In the first quarter of 2003, Simmons, who was charged with finding a solution, considered USFL's options. The carrier could contract a programmer to do the work, or it could purchase a vendor's product.

Because The MONY Group insisted that USFL provide an XMLife file as soon as possible, Simmons sought a solution that could be implemented quickly. Since he was already familiar with Whitehill Technologies' (Moncton, New Brunswick) offerings, Simmons contacted the vendor for a product demonstration. After Whitehill demonstrated its solution's capabilities, USFL signed a contract with the vendor in May 2003 to install and configure its < xml > Transport product.

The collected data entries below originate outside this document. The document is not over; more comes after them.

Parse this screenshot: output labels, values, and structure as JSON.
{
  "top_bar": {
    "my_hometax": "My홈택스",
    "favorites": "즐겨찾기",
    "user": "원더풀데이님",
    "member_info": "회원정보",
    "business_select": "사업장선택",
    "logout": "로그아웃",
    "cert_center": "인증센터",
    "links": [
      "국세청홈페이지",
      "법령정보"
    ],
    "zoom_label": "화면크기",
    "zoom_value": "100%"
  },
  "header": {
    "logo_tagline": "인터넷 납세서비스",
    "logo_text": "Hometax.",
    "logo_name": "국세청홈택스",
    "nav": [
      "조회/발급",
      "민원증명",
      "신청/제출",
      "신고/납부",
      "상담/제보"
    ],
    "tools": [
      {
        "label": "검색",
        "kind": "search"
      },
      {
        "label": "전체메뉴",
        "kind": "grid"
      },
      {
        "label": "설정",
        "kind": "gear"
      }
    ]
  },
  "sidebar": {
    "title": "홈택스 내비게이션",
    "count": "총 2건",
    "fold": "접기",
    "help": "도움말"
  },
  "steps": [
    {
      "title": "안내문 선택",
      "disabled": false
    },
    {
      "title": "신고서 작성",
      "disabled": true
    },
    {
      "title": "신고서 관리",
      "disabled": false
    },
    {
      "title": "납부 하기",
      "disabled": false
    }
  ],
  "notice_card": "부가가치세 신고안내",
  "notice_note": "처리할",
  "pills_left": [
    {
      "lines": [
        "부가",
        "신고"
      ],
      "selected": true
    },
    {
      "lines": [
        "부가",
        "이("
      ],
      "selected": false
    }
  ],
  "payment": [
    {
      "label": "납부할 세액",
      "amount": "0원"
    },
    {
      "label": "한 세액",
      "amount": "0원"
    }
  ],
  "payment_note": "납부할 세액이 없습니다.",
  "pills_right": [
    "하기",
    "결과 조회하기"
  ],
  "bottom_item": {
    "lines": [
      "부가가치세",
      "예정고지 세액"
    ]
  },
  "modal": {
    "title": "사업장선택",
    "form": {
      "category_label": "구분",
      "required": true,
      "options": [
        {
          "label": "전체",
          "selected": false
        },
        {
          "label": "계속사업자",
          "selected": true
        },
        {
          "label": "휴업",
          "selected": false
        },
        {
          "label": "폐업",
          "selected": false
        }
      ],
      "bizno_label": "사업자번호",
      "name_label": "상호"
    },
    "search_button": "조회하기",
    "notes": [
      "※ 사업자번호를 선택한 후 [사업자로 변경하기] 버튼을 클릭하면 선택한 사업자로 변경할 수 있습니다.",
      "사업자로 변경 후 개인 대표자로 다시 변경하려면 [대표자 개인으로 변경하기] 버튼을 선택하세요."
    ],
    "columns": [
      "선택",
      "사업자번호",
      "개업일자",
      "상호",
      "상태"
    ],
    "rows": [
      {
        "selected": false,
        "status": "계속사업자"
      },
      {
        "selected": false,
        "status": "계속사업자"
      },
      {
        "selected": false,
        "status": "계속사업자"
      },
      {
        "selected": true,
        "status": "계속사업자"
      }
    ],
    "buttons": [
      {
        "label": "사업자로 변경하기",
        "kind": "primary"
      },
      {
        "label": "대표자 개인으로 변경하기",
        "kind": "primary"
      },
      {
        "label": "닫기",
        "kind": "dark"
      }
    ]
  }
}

Based on a subset of the ACORD XMLife specifications relevant for commission transactions, Whitehill's < xml > Transport application converts data coming from USFL's AS/400 into XML. USFL produces text reports in EBCDIC format and converts these files to ASCII data, which then is delivered to Whitehill < xml > Transport. A single Whitehill < xml > Transport template converts the ASCII data into XML, and the output file is stored on USFL's file server. The data is then encrypted before it eventually is delivered to The MONY Group.

USFL purchased a separate desktop server for the Windows-based solution. Within 30 days of contracting Whitehill, the software was installed, USFL's employees completed training and XML documents were being generated. The on-site implementation was completed in just four days.

The installation of the XMLife capability took less than 5 percent of the company's IT budget, which Simmons declines to enumerate. He believes, however, that it would have cost much more for an independent contractor to complete the project, and the tool would have been unusable for future projects. Since USFL first engaged Whitehill Technologies, the carrier has saved a total of 2.5 months in IT programming hours, according to Simmons.

USFL is currently leveraging its new capability to create an XML file that contains all of the company's pending cases at any given time, allowing the insurer to disseminate the information to agents in a single format. According to Simmons, "This would amount to approximately 10,000 case files once a day."

Case Study Closeup

Company Name: U.S. Financial Life (Cincinnati; $200 million in annual premium).

Lines of Business: Life insurance.

Vendor/Technology: Whitehill Technologies' (Moncton, New Brunswick) < xml > Transport production solution.

The Challenge: Provide parent company The MONY Group with a commission extract in XMLife format.